When Moses went down the mountain with his tablets, he saw the shenanigans that his people were engaged in. Pretty enraged, he threw the tablets to the base of the mountain, shattering them. Then Aaron made some excuses for himself, weak ones. I sear, Moses, that golden calf just jumped right out of the fire! I didn’t even touch it! (This is the guy God picked to be His priest.) Moses destroyed the calf, and made the people drink the ashes. Then Moses commanded all who were loyal to God to go back and forth through the camp killing their brothers, friends, and neighbors as punishment. So they did. Around 3,000 were killed in the Israelite camp at the hands of their family and friends. But not the guy who called for everyone’s gold and then created a false god with it. That guy (Aaron) still got to be the priest. Moses went back up the mountain and pleaded with God to to forgive the remaining Israelites. It kind of worked. God didn’t kill everyone, but He did put a plague on the Israelites (on top of the 3,00 already killed for the same sin). Then He refused to travel with them, because God realized he had anger management issues, and would probably end up killing everyone in the camp in a fit of rage.
God then helped Moses rewrite the destroyed tablets, so that they could be placed in the ark. When Moses came down from the mountain again, his face was radiant. It doesn’t really explain what that means, but the Israelites definitely noticed it. Maybe it’s that pregnant glow thing that people talk about? Maybe he was dressed in drag and just looked fantastic? Not sure. Just “radiant.” Then Moses and the Israelites got to work making all of that stuff that had God asked for earlier. The Bible says that the people brought together whatever gold, gems, etc. that they had in order to create all the swag God wanted. They supposedly already gave all of their gold away for the giant calf that Moses destroyed, but we all know that logic has no place here.
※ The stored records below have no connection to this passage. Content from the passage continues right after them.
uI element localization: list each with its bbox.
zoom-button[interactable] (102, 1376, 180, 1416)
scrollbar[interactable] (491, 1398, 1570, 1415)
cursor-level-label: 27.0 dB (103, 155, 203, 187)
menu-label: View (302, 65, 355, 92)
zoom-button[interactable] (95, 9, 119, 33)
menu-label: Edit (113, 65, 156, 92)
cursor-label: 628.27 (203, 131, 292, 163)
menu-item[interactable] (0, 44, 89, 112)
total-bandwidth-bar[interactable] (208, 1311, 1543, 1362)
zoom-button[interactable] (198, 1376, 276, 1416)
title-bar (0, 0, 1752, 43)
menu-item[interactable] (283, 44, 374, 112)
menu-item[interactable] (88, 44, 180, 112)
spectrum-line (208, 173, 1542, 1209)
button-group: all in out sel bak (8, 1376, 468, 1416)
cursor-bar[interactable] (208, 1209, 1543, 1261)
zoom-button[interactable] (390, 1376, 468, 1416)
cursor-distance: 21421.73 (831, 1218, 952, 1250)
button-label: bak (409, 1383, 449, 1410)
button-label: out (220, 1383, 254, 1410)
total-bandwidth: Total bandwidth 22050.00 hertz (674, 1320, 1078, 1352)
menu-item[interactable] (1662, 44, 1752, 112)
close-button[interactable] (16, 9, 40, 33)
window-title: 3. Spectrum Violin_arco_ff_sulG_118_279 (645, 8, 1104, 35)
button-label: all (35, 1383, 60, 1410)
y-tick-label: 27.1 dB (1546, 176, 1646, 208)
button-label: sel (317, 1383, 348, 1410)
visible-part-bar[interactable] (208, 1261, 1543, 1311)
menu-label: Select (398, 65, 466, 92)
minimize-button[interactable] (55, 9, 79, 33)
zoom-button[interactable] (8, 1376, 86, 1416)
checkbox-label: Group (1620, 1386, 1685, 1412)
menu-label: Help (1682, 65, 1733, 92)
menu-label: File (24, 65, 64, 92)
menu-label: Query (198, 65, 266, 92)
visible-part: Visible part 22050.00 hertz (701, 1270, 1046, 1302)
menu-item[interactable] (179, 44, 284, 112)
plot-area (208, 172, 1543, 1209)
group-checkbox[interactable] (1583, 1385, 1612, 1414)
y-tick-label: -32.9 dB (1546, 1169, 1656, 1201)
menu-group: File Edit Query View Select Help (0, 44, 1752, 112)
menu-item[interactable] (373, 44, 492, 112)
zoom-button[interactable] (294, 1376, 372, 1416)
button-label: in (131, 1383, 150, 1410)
When the Israelites were done hammering all of that gold leaf, Moses saw that they had done a great job and blessed everything. Then Moses set it all up as he had been instructed, and the cloud of God settled over the Tabernacle and inhabited it. Thus concludes the book of Exodus. Death count: higher than even I had expected. Lesson learned: if all else fails, give God swag. None of that fake shit, though. God knows.
Next up, Leviticus, and what looks to be another endless list of rules. Can’t wait!